一方、脱出を手引きしたフェルセンの主君スウェーデン王グスタフ3世は、ドイツのアーヘンにてフェルセンからの報告を待ちわびていたが、結局、脱出成功の報を聞くことはなかった。逆に国王一家逮捕の知らせが届いたため、グスタフ3世は直ちに亡命フランス貴族と計り、「反革命十字軍」を組織する計画を立てた。10月1日にはロシア帝国とも軍事同盟を締結したが、最終的にはグスタフ3世の暗殺などで実現することはなかった。グスタフ3世の行動はかなり極端ではあったが、後の対仏大同盟の先鞭となったといえなくもない[注 5][要出典]。
また別に、 1791年8月27日には、すでに亡命に成功していたアルトワ伯が、神聖ローマ皇帝レオポルト2世とプロイセン王フリードリヒ・ヴィルヘルム2世を仲介し「ピルニッツ宣言」を行った。この「必要な武力を用いて直ちに行動を起こす」という内容の宣言は、革命派には脅迫と受け取られて、実のところ国王一家の立場をより悪くしただけではあったが、フランス革命戦争への号砲となったと言える。というのも、革命派は脅迫を受けて引き下がるどころか、逆にいきり立って戦いを望んだからである。彼らはついには国王の断罪を求めるようになっていくため、ヴァレンヌ事件はブルボン王政の終焉を告げるきっかけともなった。[要出典]
脚注
注釈
- ^ 実際的にはオーストリアを含めて彼女があてにした諸国は戦争に消極的で、1791年時点で介入に同意しそうな国は、(従来はオーストリアの敵であった)プロイセン王国以外にはなかった。ブルトゥイユ男爵は諸国の君主の好意的反応を引き出したが、大臣は賛成せず、支援は上辺だけのものだったからだ。翌年に革命戦争が始まったときでも、宣戦布告したのは革命フランス側からであり、ナポリ王国などマリー・アントワネットの姉マリア・カロリーナのいる諸国は当初は参戦を見合わせ、国王処刑後ですら王妃の脱出にも助力しなかった。身代金交渉はなかったわけではないが不活発で、マリー・アントワネットが期待したハプスブルク家の援助は、例え逃亡計画が成功していても、はかない夢でしかなかった[要出典]。

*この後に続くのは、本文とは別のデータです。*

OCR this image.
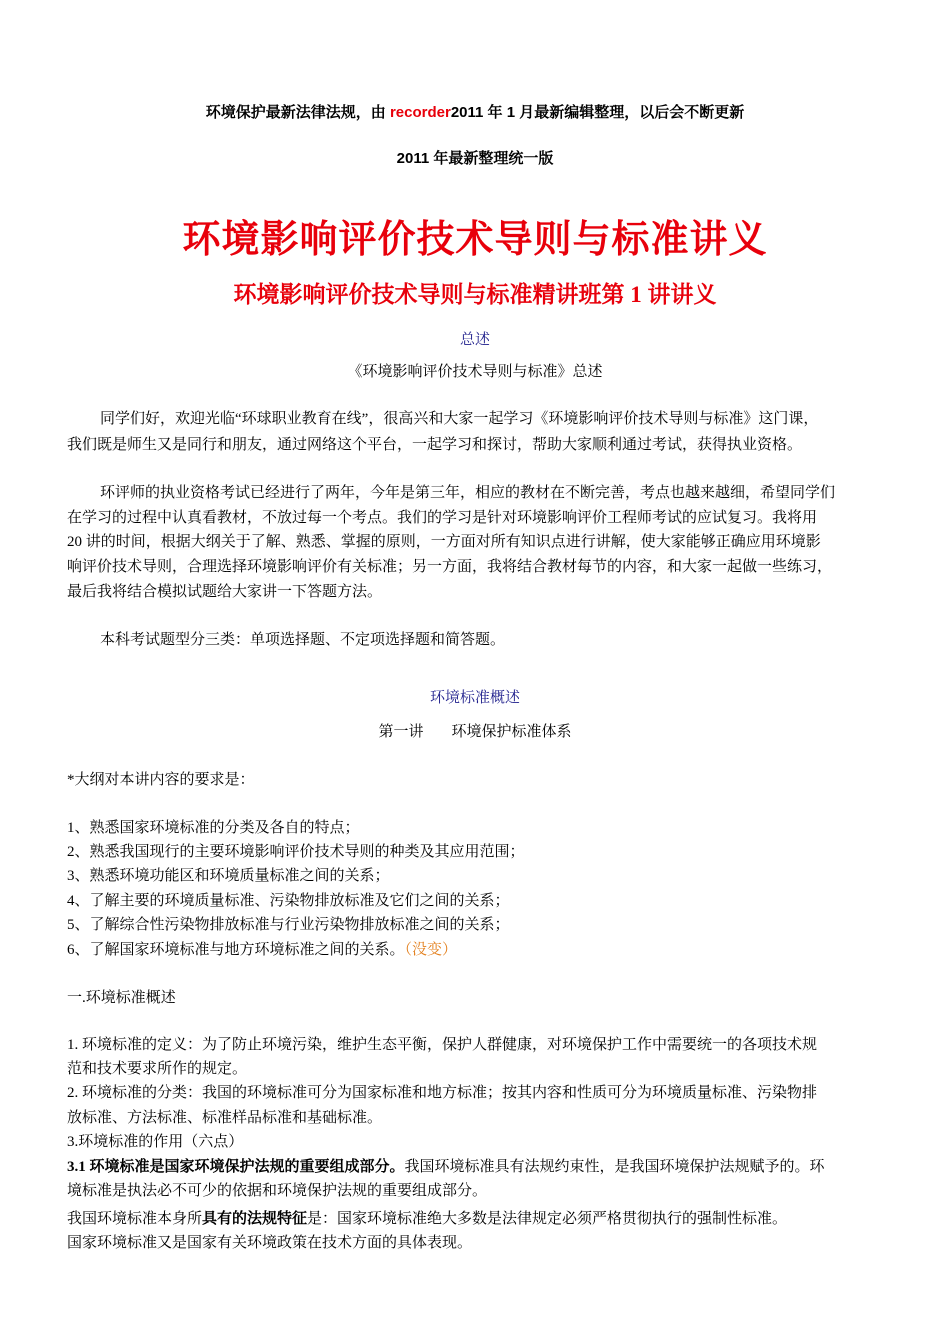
环境保护最新法律法规，由 recorder2011 年 1 月最新编辑整理，以后会不断更新
2011 年最新整理统一版
环境影响评价技术导则与标准讲义
环境影响评价技术导则与标准精讲班第 1 讲讲义
总述
《环境影响评价技术导则与标准》总述
同学们好，欢迎光临“环球职业教育在线”，很高兴和大家一起学习《环境影响评价技术导则与标准》这门课，
我们既是师生又是同行和朋友，通过网络这个平台，一起学习和探讨，帮助大家顺利通过考试，获得执业资格。
环评师的执业资格考试已经进行了两年，今年是第三年，相应的教材在不断完善，考点也越来越细，希望同学们
在学习的过程中认真看教材，不放过每一个考点。我们的学习是针对环境影响评价工程师考试的应试复习。我将用
20 讲的时间，根据大纲关于了解、熟悉、掌握的原则，一方面对所有知识点进行讲解，使大家能够正确应用环境影
响评价技术导则，合理选择环境影响评价有关标准；另一方面，我将结合教材每节的内容，和大家一起做一些练习，
最后我将结合模拟试题给大家讲一下答题方法。
本科考试题型分三类：单项选择题、不定项选择题和简答题。
环境标准概述
第一讲 环境保护标准体系
*大纲对本讲内容的要求是：
1、熟悉国家环境标准的分类及各自的特点；
2、熟悉我国现行的主要环境影响评价技术导则的种类及其应用范围；
3、熟悉环境功能区和环境质量标准之间的关系；
4、了解主要的环境质量标准、污染物排放标准及它们之间的关系；
5、了解综合性污染物排放标准与行业污染物排放标准之间的关系；
6、了解国家环境标准与地方环境标准之间的关系。（没变）
一.环境标准概述
1. 环境标准的定义：为了防止环境污染，维护生态平衡，保护人群健康，对环境保护工作中需要统一的各项技术规
范和技术要求所作的规定。
2. 环境标准的分类：我国的环境标准可分为国家标准和地方标准；按其内容和性质可分为环境质量标准、污染物排
放标准、方法标准、标准样品标准和基础标准。
3.环境标准的作用（六点）
3.1 环境标准是国家环境保护法规的重要组成部分。我国环境标准具有法规约束性，是我国环境保护法规赋予的。环
境标准是执法必不可少的依据和环境保护法规的重要组成部分。
我国环境标准本身所具有的法规特征是：国家环境标准绝大多数是法律规定必须严格贯彻执行的强制性标准。
国家环境标准又是国家有关环境政策在技术方面的具体表现。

- ^ この文書は後に発覚し、バルナーヴの誘拐説のウソを暴いた[要出典]。
- ^ 絵の内容はフィクションで、劇的場面のような演出となっている[要出典]。
- ^ 結果的に、この嘘がフランス国歌の5番において、「ブイエ将軍」と名指しで批判され、悪名が現在に至る要因となっている
- ^ 対仏大同盟自体は、フランスのヨーロッパ支配という新情勢に対する諸外国の国益に根ざした軍事同盟であり、反革命十字軍のような感情的な反発とはかなり目的も趣旨も異なる。むしろ反革命十字軍はその後の神聖同盟と共通点が多い[要出典]。